Tyrannosaurus was a carnivore with a massive skull counter-balanced by a long, heavy tail. The forelimbs were small, though very powerful for their size. T-Rex measured up to 12.8 m (42 ft) in length, up to 4 metres (13 ft) tall at the hips, weighing up to 6.8 metric tons (7.5 British tons = 15,000 pounds). To compensate, many bones were hollow, reducing its weight without significant loss of strength. The largest known T-Rex skulls measure up to 5 feet (1.5 m) in length, wide at the rear with a narrow snout, enabling unusually good binocular vision. The skull bones were massive, with nasal bones and some other bones fused together, preventing movement between them- many with a "honeycomb" of tiny air spaces which made the bones lighter and more flexible. The tip of the upper jaw was U-shaped (most non-tyrannosauroid carnivores had V-shaped upper jaws), which increased the amount of tissue and bone a tyrannosaur could rip out with one bite, although it also increased the stresses on the front teeth. These and other skull-strengthening features gave an increasingly powerful bite, which easily surpassed that of all non-tyrannosaurids. The premaxillary teeth at the front of the upper jaw were closely packed, D-shaped in cross-section, had reinforcing ridges on the rear surface, were incisiform (their tips were chisel-like blades) and curved backwards. The D-shaped cross-section, reinforcing ridges and backwards curve reduced the risk that the teeth would snap when Tyrannosaurus bit and pulled. The remaining teeth were robust, like "lethal bananas" rather than daggers; more widely spaced and also had reinforcing ridges. ] Those in the upper jaw were larger than those in all but the rear of the lower jaw. The largest found so far is estimated to have been 30 centimetres (12 in) long including the root when the animal was alive, making it the largest tooth of any carnivorous dinosaur. By far the largest carnivore in its environment, it was slightly smaller than some other Cretaceous carnivores, such as Spinosaurus and Giganotosaurus. T-Rex may have been an apex predator, preying upon Hadrosaurs and Ceratopsians, although some say it was primarily a scavenger. We think it was both predator-scavenger, an opportunist feeder that took what it needed and also assessed the lowest risk, lowest effort for easy feeding. A survivalist.

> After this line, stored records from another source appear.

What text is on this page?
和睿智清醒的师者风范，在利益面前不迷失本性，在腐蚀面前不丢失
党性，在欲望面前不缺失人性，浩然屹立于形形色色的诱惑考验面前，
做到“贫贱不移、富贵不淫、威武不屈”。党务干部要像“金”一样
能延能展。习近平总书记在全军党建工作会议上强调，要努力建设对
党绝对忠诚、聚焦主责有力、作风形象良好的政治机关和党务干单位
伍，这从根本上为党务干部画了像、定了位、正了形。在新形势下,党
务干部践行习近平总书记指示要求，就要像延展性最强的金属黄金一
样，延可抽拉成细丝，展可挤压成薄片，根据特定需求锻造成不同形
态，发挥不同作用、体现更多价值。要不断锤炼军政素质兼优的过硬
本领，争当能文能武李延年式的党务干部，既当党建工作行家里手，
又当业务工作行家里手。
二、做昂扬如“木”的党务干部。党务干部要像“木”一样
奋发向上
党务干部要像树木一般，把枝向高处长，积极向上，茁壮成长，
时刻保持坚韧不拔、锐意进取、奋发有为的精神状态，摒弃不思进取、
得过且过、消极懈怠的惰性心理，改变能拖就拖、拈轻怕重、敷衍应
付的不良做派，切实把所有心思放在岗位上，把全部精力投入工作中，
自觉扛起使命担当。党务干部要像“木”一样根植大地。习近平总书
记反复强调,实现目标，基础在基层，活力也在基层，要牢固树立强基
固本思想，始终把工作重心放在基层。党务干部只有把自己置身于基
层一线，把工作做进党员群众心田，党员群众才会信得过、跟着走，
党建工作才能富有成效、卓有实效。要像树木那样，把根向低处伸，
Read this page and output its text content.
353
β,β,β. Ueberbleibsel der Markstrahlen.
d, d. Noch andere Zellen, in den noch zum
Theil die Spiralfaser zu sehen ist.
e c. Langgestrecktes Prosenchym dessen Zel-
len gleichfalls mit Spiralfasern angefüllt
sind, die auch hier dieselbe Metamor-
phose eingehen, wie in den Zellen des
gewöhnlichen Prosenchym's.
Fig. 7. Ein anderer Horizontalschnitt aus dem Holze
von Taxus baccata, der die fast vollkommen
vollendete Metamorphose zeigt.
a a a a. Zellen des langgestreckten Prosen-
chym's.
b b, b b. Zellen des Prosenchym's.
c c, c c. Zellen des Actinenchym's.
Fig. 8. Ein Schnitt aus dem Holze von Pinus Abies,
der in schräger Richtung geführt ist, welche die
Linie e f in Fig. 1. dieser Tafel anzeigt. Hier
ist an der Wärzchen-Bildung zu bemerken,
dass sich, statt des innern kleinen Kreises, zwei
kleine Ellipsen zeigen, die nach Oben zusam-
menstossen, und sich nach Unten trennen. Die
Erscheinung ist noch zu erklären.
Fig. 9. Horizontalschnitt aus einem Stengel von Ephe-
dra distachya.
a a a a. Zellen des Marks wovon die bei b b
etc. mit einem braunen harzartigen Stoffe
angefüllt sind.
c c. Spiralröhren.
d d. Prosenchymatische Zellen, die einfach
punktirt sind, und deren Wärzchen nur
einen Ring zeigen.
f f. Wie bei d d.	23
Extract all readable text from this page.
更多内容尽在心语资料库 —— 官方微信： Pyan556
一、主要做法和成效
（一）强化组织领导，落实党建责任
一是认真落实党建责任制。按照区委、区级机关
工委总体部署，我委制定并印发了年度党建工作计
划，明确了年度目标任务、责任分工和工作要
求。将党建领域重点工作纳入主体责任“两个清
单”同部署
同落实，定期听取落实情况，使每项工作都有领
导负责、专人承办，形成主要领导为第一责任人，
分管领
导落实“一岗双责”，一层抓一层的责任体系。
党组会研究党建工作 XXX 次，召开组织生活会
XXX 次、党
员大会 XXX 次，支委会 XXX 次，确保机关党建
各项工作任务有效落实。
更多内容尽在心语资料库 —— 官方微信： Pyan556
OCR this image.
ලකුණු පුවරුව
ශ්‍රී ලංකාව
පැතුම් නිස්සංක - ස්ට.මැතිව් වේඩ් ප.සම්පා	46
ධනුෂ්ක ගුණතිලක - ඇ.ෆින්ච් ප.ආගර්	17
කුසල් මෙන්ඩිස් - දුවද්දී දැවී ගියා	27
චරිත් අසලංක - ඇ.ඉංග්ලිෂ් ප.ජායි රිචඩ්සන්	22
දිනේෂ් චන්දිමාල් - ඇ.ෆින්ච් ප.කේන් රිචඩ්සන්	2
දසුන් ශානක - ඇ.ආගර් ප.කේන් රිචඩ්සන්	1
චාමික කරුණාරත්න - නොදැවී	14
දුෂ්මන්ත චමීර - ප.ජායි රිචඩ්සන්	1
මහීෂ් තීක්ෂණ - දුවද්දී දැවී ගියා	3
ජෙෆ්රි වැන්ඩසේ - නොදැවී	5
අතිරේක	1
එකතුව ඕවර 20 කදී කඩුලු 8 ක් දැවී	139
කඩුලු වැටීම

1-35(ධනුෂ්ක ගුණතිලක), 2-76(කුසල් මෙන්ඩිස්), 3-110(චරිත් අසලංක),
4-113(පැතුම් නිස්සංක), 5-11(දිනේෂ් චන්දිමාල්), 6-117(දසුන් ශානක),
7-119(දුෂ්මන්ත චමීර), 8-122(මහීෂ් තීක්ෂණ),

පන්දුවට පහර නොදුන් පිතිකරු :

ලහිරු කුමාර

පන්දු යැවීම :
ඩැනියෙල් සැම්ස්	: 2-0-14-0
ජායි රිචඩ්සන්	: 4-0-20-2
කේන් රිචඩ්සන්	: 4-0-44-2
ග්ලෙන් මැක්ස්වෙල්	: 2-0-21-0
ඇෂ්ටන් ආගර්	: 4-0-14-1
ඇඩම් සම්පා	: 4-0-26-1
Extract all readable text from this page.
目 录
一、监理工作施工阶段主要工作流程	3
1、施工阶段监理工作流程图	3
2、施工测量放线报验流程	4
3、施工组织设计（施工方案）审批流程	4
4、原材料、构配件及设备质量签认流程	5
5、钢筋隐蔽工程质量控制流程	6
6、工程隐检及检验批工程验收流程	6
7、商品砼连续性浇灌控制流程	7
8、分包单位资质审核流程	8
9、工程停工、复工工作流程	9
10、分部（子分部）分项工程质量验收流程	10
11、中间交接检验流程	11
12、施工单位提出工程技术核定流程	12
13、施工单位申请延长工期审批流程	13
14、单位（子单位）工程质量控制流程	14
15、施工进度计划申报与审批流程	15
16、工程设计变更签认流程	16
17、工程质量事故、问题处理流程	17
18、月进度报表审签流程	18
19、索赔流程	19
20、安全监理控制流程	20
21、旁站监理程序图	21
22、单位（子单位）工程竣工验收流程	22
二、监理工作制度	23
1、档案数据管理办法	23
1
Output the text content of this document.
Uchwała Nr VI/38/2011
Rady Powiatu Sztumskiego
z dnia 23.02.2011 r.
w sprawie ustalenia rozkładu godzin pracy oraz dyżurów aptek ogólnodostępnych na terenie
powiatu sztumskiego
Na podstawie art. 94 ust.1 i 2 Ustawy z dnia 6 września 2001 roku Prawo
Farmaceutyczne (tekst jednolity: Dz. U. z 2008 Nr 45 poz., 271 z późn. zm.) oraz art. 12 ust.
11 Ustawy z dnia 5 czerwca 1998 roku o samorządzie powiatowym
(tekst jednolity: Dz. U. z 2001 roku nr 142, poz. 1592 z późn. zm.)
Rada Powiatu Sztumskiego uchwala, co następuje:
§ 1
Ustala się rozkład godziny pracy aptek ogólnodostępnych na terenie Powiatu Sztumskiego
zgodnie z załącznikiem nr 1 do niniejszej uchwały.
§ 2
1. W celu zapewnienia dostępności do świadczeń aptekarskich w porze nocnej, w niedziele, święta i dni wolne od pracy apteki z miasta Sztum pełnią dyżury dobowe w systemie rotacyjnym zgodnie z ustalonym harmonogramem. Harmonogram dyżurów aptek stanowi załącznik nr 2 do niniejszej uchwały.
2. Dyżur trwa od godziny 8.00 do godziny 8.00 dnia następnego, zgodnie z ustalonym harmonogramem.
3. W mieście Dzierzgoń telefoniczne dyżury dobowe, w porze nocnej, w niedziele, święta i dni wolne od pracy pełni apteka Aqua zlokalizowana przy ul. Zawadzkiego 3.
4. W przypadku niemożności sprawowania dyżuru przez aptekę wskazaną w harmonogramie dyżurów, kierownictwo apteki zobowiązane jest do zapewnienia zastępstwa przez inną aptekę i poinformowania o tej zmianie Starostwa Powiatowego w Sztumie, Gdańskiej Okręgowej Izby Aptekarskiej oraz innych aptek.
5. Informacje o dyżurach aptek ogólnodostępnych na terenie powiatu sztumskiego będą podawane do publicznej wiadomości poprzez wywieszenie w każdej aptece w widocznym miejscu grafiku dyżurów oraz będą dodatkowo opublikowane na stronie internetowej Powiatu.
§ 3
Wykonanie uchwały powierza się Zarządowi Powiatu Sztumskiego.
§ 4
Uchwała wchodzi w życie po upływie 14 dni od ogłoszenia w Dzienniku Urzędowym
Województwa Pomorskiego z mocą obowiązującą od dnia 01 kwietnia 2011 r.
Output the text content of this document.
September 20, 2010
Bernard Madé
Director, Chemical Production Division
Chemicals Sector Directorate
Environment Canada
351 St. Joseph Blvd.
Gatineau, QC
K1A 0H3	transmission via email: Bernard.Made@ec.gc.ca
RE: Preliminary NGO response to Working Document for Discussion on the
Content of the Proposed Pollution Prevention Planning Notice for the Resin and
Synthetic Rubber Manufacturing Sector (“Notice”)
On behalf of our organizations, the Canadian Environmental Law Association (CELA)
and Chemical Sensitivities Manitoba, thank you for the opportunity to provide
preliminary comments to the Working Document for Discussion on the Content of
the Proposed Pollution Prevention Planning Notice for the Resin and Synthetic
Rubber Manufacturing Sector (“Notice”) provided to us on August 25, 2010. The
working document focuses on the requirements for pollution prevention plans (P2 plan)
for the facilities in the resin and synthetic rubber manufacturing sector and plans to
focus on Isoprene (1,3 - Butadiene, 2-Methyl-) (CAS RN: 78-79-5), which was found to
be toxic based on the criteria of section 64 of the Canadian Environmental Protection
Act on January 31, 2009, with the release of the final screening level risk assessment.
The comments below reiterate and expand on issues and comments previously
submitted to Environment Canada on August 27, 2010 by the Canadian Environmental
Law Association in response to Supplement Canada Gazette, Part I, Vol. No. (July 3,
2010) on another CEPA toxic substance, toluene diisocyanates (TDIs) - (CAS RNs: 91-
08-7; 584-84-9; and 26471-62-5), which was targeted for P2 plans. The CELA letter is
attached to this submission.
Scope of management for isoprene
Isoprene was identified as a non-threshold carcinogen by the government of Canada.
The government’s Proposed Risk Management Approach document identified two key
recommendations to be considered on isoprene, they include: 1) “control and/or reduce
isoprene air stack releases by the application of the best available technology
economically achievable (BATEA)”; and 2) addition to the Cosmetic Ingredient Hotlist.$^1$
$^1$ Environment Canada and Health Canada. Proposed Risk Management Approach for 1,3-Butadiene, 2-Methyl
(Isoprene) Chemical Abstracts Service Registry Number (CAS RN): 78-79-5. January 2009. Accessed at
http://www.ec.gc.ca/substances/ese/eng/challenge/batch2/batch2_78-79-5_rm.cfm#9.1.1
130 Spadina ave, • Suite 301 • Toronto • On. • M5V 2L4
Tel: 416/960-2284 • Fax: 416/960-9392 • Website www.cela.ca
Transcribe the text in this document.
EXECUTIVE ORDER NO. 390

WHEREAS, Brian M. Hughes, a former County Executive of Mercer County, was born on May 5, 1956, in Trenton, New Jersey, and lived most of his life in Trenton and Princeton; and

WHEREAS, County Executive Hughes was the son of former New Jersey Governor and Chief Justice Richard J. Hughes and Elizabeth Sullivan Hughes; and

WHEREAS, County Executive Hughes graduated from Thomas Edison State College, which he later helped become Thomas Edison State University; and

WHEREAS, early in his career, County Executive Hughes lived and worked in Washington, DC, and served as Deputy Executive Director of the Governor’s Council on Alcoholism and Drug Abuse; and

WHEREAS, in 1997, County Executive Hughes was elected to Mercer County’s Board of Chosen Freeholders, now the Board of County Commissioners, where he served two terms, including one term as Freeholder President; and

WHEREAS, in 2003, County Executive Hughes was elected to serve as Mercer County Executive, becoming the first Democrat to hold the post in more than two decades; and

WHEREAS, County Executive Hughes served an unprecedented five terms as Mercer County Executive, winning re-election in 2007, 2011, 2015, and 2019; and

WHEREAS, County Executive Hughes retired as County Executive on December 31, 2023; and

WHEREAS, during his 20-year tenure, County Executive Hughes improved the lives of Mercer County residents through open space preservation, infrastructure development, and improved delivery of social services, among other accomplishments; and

More than 30 specimens of Tyrannosaurus Rex have been identified, some are nearly complete skeletons. Soft tissue and proteins have been reported in at least one of these specimens. Some scientists consider the Tarbosaurus Bataar from Mongolia,Asia to represent a second species of Tyrannosaurus, others say it is a separate family (genus). There are also several other families of North American Tyrannosaurids.